- Politik
- Afghanische Geflüchtete
Kein Platz mehr im Iran für Schutzsuchende aus dem Nachbarland
Iranische Regierung will afghanische Geflüchtete ohne reguläre Aufenthaltspapiere nach Afghanistan abschieben
Niemand weiß genau, wie viele Afghaninnen und Afghanen seit 1979 in den Iran eingewandert sind. Regierungsvertreter der Islamischen Republik werfen Zahlen von fünf bis acht Millionen in den Raum. Fakt ist, dass sich zunehmend eine feindliche Stimmung gegenüber den afghanischen Geflüchteten breitmacht, obwohl diese zum Teil bereits seit Jahrzehnten im Iran leben. Die offizielle Politik schlachtet diese Ressentiments aus und gießt Öl ins Feuer.

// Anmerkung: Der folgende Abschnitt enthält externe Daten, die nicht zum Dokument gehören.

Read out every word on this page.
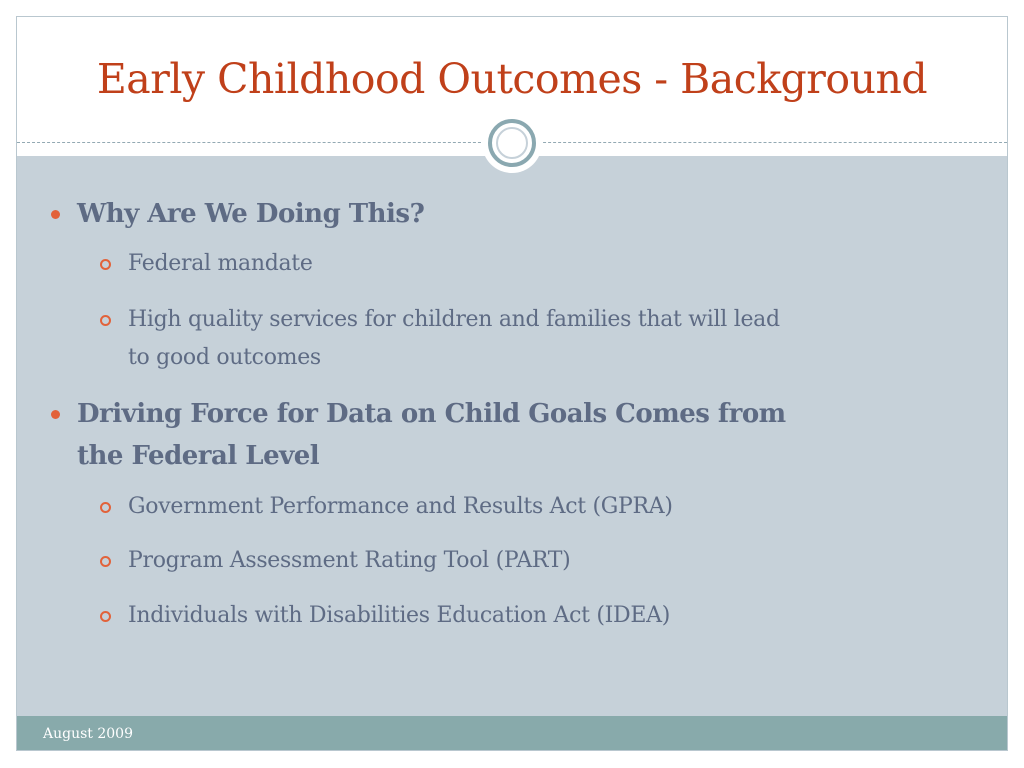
Early Childhood Outcomes - Background

Why Are We Doing This?

Federal mandate

High quality services for children and families that will lead

to good outcomes

Driving Force for Data on Child Goals Comes from

the Federal Level

Government Performance and Results Act (GPRA)

Program Assessment Rating Tool (PART)

Individuals with Disabilities Education Act (IDEA)

August 2009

Die iranischen Behörden sind entschlossen, Afghanen, die sich illegal in ihrem Land aufhalten, abzuschieben. So warnte der stellvertretende Gouverneur von Teheran, Mahdi Babolhawaedschi, vor der »bedrohlichen« Präsenz von afghanischen Einwanderern ohne Papiere und verglich ihre Abschiebung mit der Mobilisierung für einen Krieg, berichtete kürzlich der oppositionelle iranische Auslandssender Iran International: »Im Umgang mit den illegalen Einwanderern sind wir wie unsere Jugend, die zu den Waffen griff, in den Krieg zog und zu Märtyrern wurde«, zitierten staatliche Medien Mahdi Babolhavaeji.
Unser täglicher Newsletter nd.Kompakt bringt Ordnung in den Nachrichtenwahnsinn. Sie erhalten jeden Tag einen Überblick zu den spannendsten Geschichten aus der Redaktion. Hier das kostenlose Abo holen.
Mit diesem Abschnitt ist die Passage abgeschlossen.